家具书柜定制:木头里的光阴与人心里的山河

家具书柜定制:木头里的光阴与人心里的山河

我小时候住在高密东北乡的老屋里,堂屋东墙立着一只樟木大书箱。那箱子是爷爷用旧棺材板改的——他常说:“死物不害人,活字才养命。”箱面没上漆,只抹了层桐油,在煤油灯下泛出琥珀色光泽;打开盖子时吱呀一声响,像老牛打了个悠长鼻息,里头塞满《三国演义》连环画、半本发霉的《千家诗》,还有一摞被老鼠啃掉边角的地契。那时节,谁家里若有个能装得下半辈子念想的地方,便算有了根。

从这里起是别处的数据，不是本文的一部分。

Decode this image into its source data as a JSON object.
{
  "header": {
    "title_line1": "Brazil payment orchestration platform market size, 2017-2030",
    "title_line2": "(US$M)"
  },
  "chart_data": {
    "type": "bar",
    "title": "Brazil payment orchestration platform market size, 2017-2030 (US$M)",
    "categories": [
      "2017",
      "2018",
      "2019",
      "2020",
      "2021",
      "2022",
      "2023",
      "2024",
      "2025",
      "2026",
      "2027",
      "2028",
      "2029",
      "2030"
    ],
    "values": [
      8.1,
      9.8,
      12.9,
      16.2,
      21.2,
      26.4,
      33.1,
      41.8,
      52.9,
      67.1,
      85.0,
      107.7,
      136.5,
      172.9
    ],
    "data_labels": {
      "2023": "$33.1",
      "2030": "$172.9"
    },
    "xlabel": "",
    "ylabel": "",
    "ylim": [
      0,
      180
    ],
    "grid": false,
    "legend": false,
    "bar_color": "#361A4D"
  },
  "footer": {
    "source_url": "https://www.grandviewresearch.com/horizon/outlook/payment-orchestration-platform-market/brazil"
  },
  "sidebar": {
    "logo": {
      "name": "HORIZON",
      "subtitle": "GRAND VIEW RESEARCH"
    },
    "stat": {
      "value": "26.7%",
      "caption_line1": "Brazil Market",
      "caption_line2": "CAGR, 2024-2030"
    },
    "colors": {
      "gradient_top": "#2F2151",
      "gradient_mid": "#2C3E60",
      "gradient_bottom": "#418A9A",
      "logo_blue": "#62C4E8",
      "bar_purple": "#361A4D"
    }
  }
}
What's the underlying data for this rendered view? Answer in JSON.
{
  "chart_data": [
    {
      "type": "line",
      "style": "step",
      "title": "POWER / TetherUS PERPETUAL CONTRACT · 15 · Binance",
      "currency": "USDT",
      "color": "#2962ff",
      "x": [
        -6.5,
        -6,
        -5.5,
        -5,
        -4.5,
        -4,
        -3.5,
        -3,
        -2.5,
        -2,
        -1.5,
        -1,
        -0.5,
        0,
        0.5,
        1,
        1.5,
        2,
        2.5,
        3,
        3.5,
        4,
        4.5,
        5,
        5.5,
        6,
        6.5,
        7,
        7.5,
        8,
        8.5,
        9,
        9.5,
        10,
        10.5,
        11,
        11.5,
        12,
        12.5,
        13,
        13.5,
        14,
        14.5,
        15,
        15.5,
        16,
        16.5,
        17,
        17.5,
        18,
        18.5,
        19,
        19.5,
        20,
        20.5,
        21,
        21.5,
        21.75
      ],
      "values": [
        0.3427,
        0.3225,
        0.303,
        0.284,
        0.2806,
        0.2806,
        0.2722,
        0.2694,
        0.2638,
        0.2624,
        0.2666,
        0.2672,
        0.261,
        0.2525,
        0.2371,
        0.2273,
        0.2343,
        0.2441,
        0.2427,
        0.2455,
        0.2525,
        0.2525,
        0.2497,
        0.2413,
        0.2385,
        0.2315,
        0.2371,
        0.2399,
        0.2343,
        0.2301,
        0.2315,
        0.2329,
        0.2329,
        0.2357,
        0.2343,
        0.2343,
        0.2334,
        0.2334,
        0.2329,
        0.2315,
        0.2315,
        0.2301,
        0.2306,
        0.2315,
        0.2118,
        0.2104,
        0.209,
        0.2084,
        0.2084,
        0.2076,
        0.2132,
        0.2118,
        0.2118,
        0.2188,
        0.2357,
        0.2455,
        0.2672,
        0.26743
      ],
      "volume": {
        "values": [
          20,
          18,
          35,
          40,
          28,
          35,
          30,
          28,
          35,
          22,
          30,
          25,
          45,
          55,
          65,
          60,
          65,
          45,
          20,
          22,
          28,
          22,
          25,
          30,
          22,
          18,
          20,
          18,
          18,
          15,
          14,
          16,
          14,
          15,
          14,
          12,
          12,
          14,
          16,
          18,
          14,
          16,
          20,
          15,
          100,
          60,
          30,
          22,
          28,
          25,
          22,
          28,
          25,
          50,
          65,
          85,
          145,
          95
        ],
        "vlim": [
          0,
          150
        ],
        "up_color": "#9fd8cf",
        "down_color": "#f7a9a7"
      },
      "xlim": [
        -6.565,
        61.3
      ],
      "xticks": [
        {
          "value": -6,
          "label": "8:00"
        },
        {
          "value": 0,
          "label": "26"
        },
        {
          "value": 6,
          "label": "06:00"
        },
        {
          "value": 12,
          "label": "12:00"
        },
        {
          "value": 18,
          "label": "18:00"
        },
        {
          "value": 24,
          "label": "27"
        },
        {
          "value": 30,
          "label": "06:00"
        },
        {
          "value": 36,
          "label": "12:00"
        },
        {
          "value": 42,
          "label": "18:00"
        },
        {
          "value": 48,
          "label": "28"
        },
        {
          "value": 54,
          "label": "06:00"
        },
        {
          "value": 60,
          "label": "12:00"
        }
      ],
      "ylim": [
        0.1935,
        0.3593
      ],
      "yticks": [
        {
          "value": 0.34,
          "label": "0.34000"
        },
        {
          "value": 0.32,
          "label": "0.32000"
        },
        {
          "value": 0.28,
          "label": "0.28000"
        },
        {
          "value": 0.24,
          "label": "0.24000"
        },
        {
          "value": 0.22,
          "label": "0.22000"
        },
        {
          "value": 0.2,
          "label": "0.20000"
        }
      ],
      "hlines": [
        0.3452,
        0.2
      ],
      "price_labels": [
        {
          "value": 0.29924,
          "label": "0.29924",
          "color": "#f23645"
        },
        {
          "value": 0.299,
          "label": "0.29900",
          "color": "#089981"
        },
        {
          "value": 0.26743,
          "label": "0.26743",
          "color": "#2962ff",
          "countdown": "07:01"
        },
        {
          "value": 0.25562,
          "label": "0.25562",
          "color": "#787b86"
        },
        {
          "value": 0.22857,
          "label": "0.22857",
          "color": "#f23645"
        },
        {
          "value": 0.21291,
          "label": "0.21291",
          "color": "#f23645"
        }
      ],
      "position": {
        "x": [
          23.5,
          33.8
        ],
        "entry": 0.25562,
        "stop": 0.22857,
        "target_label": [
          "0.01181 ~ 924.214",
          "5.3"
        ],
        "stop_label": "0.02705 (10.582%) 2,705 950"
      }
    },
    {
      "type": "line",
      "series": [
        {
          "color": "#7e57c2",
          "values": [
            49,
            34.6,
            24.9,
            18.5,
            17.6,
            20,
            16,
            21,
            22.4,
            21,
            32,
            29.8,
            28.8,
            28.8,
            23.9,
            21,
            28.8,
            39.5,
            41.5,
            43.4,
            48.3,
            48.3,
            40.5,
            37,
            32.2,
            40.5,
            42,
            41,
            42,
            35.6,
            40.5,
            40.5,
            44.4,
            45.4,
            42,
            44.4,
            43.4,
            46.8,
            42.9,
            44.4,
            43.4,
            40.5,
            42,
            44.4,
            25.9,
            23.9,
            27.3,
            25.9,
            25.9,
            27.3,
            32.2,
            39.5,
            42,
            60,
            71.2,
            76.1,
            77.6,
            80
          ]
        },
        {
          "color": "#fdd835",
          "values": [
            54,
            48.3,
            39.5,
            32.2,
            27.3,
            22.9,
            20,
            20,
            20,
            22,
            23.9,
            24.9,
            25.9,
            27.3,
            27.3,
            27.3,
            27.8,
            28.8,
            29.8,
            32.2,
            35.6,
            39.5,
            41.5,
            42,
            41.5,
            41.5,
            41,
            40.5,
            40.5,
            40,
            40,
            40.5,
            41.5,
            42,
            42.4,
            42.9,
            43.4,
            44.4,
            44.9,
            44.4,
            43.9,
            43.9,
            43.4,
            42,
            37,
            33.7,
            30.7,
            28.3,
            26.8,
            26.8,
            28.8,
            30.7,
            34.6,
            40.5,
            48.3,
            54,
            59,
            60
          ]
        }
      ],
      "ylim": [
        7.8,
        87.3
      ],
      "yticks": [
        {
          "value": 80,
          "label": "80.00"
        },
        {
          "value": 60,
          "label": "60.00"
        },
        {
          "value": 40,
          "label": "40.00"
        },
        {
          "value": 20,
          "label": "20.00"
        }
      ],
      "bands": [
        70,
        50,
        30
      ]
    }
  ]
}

后来进城谋生,住进水泥盒子似的单元楼,搬家七八回,“书”越搬越多,“柜”却越来越薄——先是纸盒堆叠成塔,再换成宜家平板包装货,螺丝拧歪三颗,隔板塌一次,最后整排精装书斜倚如醉汉。某日蹲在阳台整理残局,忽然想起爷爷的话来:“架子不是撑书的,是托心的。”

于是动了念头:定做一个真真正正属于自己的书柜。

一说“定制”,有人皱眉以为贵不可攀,仿佛非镶金嵌玉不能落锤开工。其实不然。就像做一碗拤饼,关键不在麦子多精,而在火候拿捏准不准,手劲使匀不匀。好匠人造柜也如此:先看屋子脾气——南向窗光毒辣?北房阴湿易起潮?地板略沉还是吊顶压低三分?这些细处都藏在眼睛底下,更埋于掌纹之间。量尺的人弯腰三次不算勤快,伏地测平四次才算诚恳。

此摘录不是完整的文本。